Une heure avec Bruno Le Maire

Quand Xavier Eman, le rédacteur en chef du Nouveau Présent, a accepté ma proposition de collaborer à son journal, j’ai bien compris que ce qu’il appréciait chez moi – outre mon sex appeal, bien entendu –, c’était d’être la petite-nièce de Mathilde Cruz qui fit les beaux jours de Présent dans les années 1980, avec ses fameuses chroniques de télévision.
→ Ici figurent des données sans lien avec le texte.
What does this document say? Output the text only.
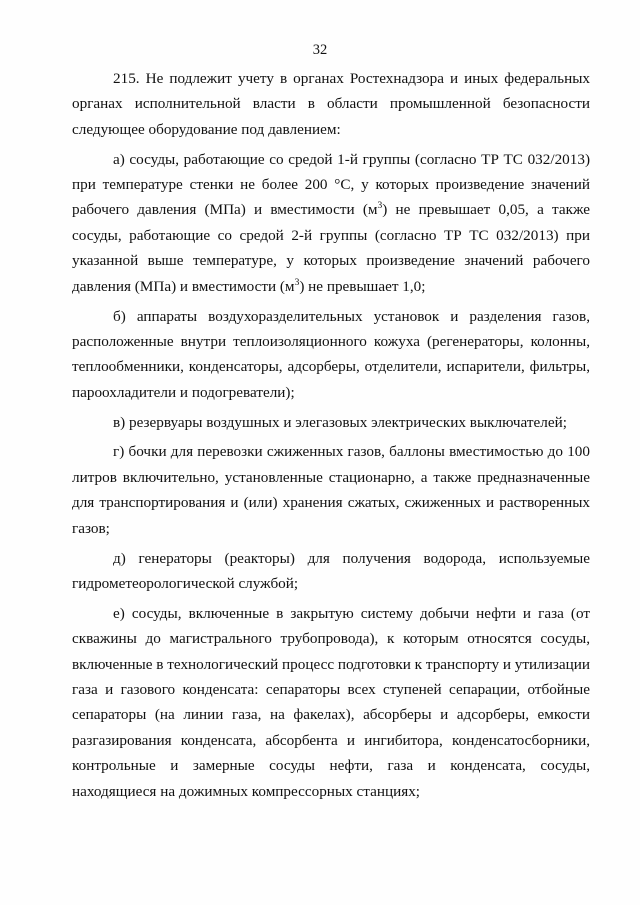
32
215. Не подлежит учету в органах Ростехнадзора и иных федеральных
органах исполнительной власти в области промышленной безопасности
следующее оборудование под давлением:
а) сосуды, работающие со средой 1-й группы (согласно ТР ТС 032/2013)
при температуре стенки не более 200 °С, у которых произведение значений
рабочего давления (МПа) и вместимости $(м^3)$ не превышает 0,05, а также
сосуды, работающие со средой 2-й группы (согласно ТР ТС 032/2013) при
указанной выше температуре, у которых произведение значений рабочего
давления (МПа) и вместимости $(м^3)$ не превышает 1,0;
б) аппараты воздухоразделительных установок и разделения газов,
расположенные внутри теплоизоляционного кожуха (регенераторы, колонны,
теплообменники, конденсаторы, адсорберы, отделители, испарители, фильтры,
пароохладители и подогреватели);
в) резервуары воздушных и элегазовых электрических выключателей;
г) бочки для перевозки сжиженных газов, баллоны вместимостью до 100
литров включительно, установленные стационарно, а также предназначенные
для транспортирования и (или) хранения сжатых, сжиженных и растворенных
газов;
д) генераторы (реакторы) для получения водорода, используемые
гидрометеорологической службой;
е) сосуды, включенные в закрытую систему добычи нефти и газа (от
скважины до магистрального трубопровода), к которым относятся сосуды,
включенные в технологический процесс подготовки к транспорту и утилизации
газа и газового конденсата: сепараторы всех ступеней сепарации, отбойные
сепараторы (на линии газа, на факелах), абсорберы и адсорберы, емкости
разгазирования конденсата, абсорбента и ингибитора, конденсатосборники,
контрольные и замерные сосуды нефти, газа и конденсата, сосуды,
находящиеся на дожимных компрессорных станциях;
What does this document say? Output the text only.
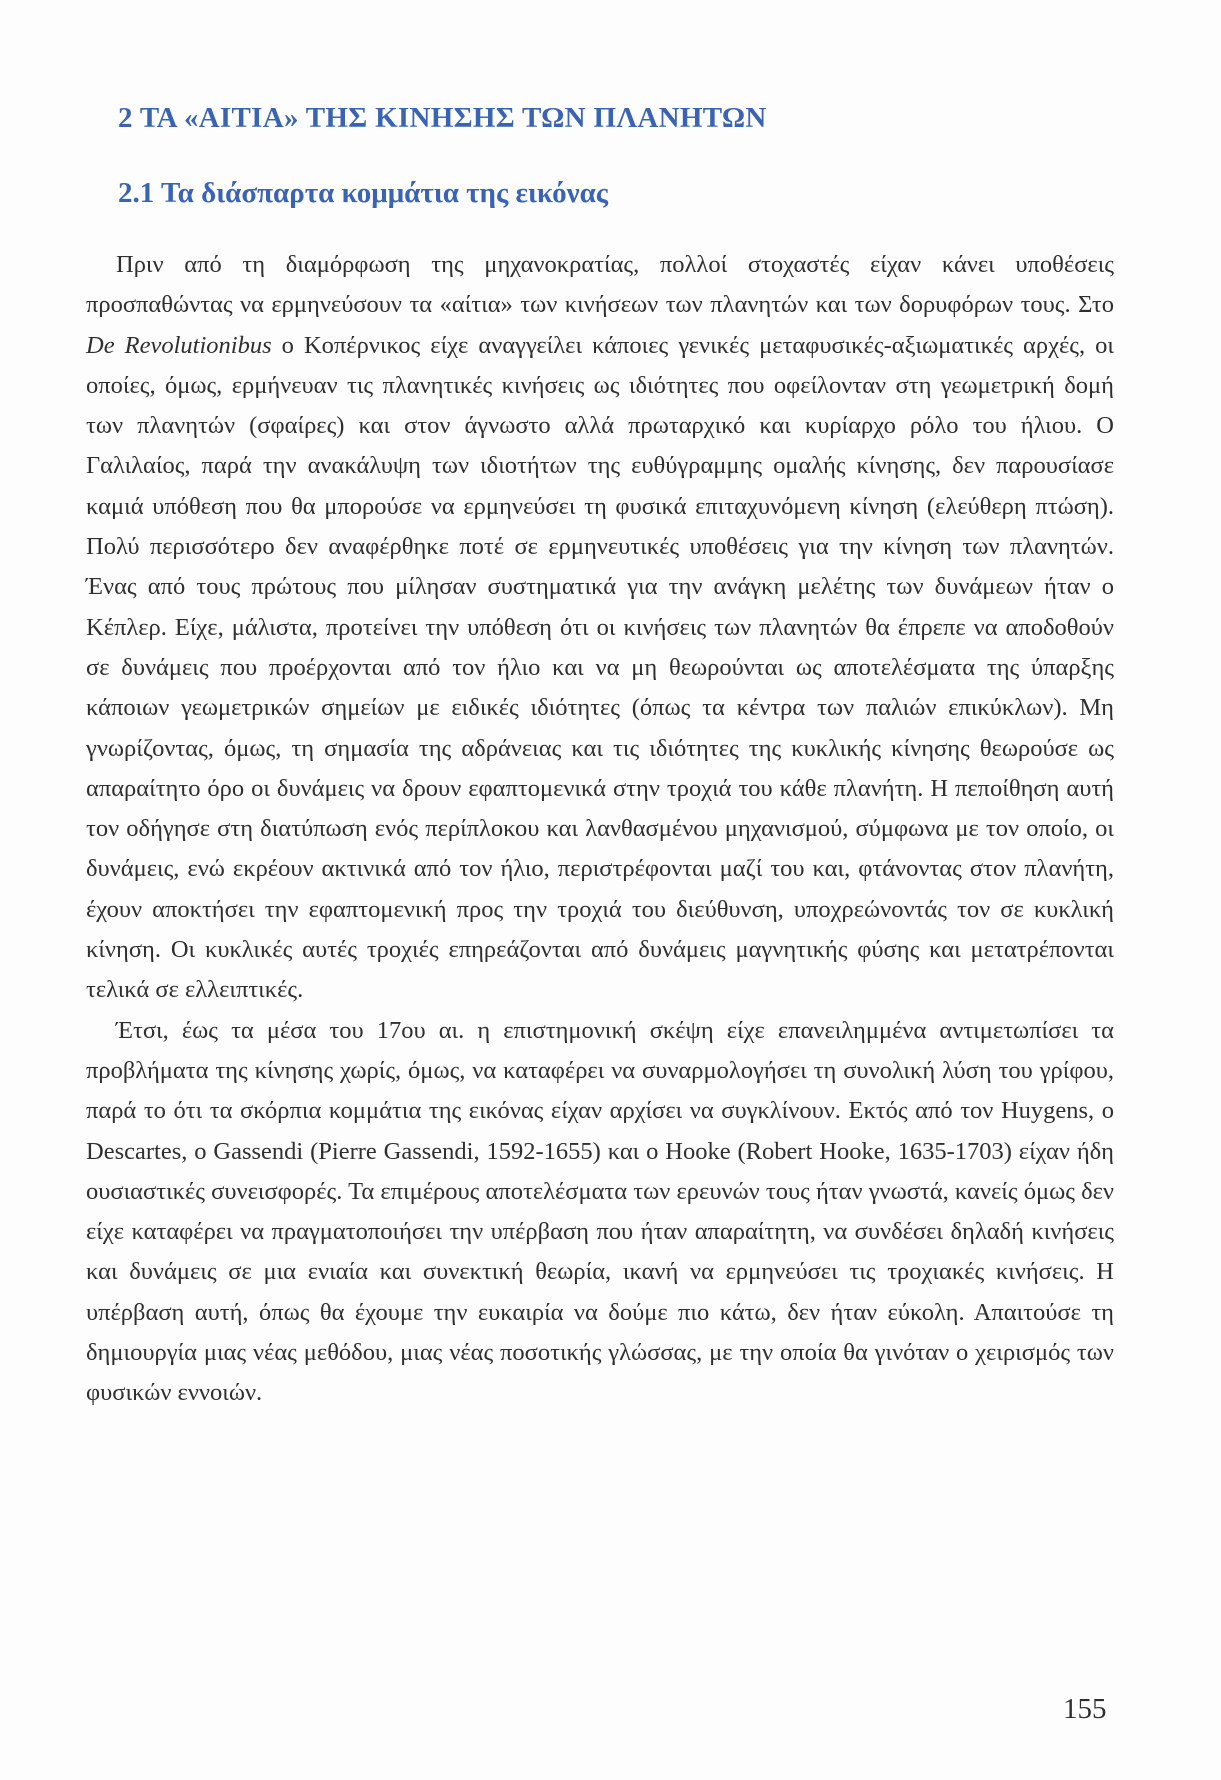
2 ΤΑ «ΑΙΤΙΑ» ΤΗΣ ΚΙΝΗΣΗΣ ΤΩΝ ΠΛΑΝΗΤΩΝ
2.1 Τα διάσπαρτα κομμάτια της εικόνας

Πριν από τη διαμόρφωση της μηχανοκρατίας, πολλοί στοχαστές είχαν κάνει υποθέσεις προσπαθώντας να ερμηνεύσουν τα «αίτια» των κινήσεων των πλανητών και των δορυφόρων τους. Στο De Revolutionibus ο Κοπέρνικος είχε αναγγείλει κάποιες γενικές μεταφυσικές-αξιωματικές αρχές, οι οποίες, όμως, ερμήνευαν τις πλανητικές κινήσεις ως ιδιότητες που οφείλονταν στη γεωμετρική δομή των πλανητών (σφαίρες) και στον άγνωστο αλλά πρωταρχικό και κυρίαρχο ρόλο του ήλιου. Ο Γαλιλαίος, παρά την ανακάλυψη των ιδιοτήτων της ευθύγραμμης ομαλής κίνησης, δεν παρουσίασε καμιά υπόθεση που θα μπορούσε να ερμηνεύσει τη φυσικά επιταχυνόμενη κίνηση (ελεύθερη πτώση). Πολύ περισσότερο δεν αναφέρθηκε ποτέ σε ερμηνευτικές υποθέσεις για την κίνηση των πλανητών. Ένας από τους πρώτους που μίλησαν συστηματικά για την ανάγκη μελέτης των δυνάμεων ήταν ο Κέπλερ. Είχε, μάλιστα, προτείνει την υπόθεση ότι οι κινήσεις των πλανητών θα έπρεπε να αποδοθούν σε δυνάμεις που προέρχονται από τον ήλιο και να μη θεωρούνται ως αποτελέσματα της ύπαρξης κάποιων γεωμετρικών σημείων με ειδικές ιδιότητες (όπως τα κέντρα των παλιών επικύκλων). Μη γνωρίζοντας, όμως, τη σημασία της αδράνειας και τις ιδιότητες της κυκλικής κίνησης θεωρούσε ως απαραίτητο όρο οι δυνάμεις να δρουν εφαπτομενικά στην τροχιά του κάθε πλανήτη. Η πεποίθηση αυτή τον οδήγησε στη διατύπωση ενός περίπλοκου και λανθασμένου μηχανισμού, σύμφωνα με τον οποίο, οι δυνάμεις, ενώ εκρέουν ακτινικά από τον ήλιο, περιστρέφονται μαζί του και, φτάνοντας στον πλανήτη, έχουν αποκτήσει την εφαπτομενική προς την τροχιά του διεύθυνση, υποχρεώνοντάς τον σε κυκλική κίνηση. Οι κυκλικές αυτές τροχιές επηρεάζονται από δυνάμεις μαγνητικής φύσης και μετατρέπονται τελικά σε ελλειπτικές.

Έτσι, έως τα μέσα του 17ου αι. η επιστημονική σκέψη είχε επανειλημμένα αντιμετωπίσει τα προβλήματα της κίνησης χωρίς, όμως, να καταφέρει να συναρμολογήσει τη συνολική λύση του γρίφου, παρά το ότι τα σκόρπια κομμάτια της εικόνας είχαν αρχίσει να συγκλίνουν. Εκτός από τον Huygens, ο Descartes, ο Gassendi (Pierre Gassendi, 1592-1655) και ο Hooke (Robert Hooke, 1635-1703) είχαν ήδη ουσιαστικές συνεισφορές. Τα επιμέρους αποτελέσματα των ερευνών τους ήταν γνωστά, κανείς όμως δεν είχε καταφέρει να πραγματοποιήσει την υπέρβαση που ήταν απαραίτητη, να συνδέσει δηλαδή κινήσεις και δυνάμεις σε μια ενιαία και συνεκτική θεωρία, ικανή να ερμηνεύσει τις τροχιακές κινήσεις. Η υπέρβαση αυτή, όπως θα έχουμε την ευκαιρία να δούμε πιο κάτω, δεν ήταν εύκολη. Απαιτούσε τη δημιουργία μιας νέας μεθόδου, μιας νέας ποσοτικής γλώσσας, με την οποία θα γινόταν ο χειρισμός των φυσικών εννοιών.

155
J’ai relu la collection de Présent de mes parents – très bien reliée par des religieuses d’un couvent tradi – pour voir comment tante Mathilde avait procédé pour s’incruster dans le paysage rédactionnel. En fait il n’y eut aucun chichi. Dès le numéro 0 du 22 novembre 1981, un article était signé Mathilde Cruz, sans annonce préalable ou avertissement d’aucune sorte. Il s’agissait d’un coup de colère (le premier mais pas le dernier !) de tante Mathilde contre la publicité d’État, à la télévision, en faveur de la contraception. L’article était titré : « Et maintenant voici la télé-pilule ». Mon premier article est titré : « Une heure avec Bruno Le Maire ». Un sujet assez différent, mais un tête-à-tête d’une durée suffisante pour piquer, moi aussi, un sacré coup de colère.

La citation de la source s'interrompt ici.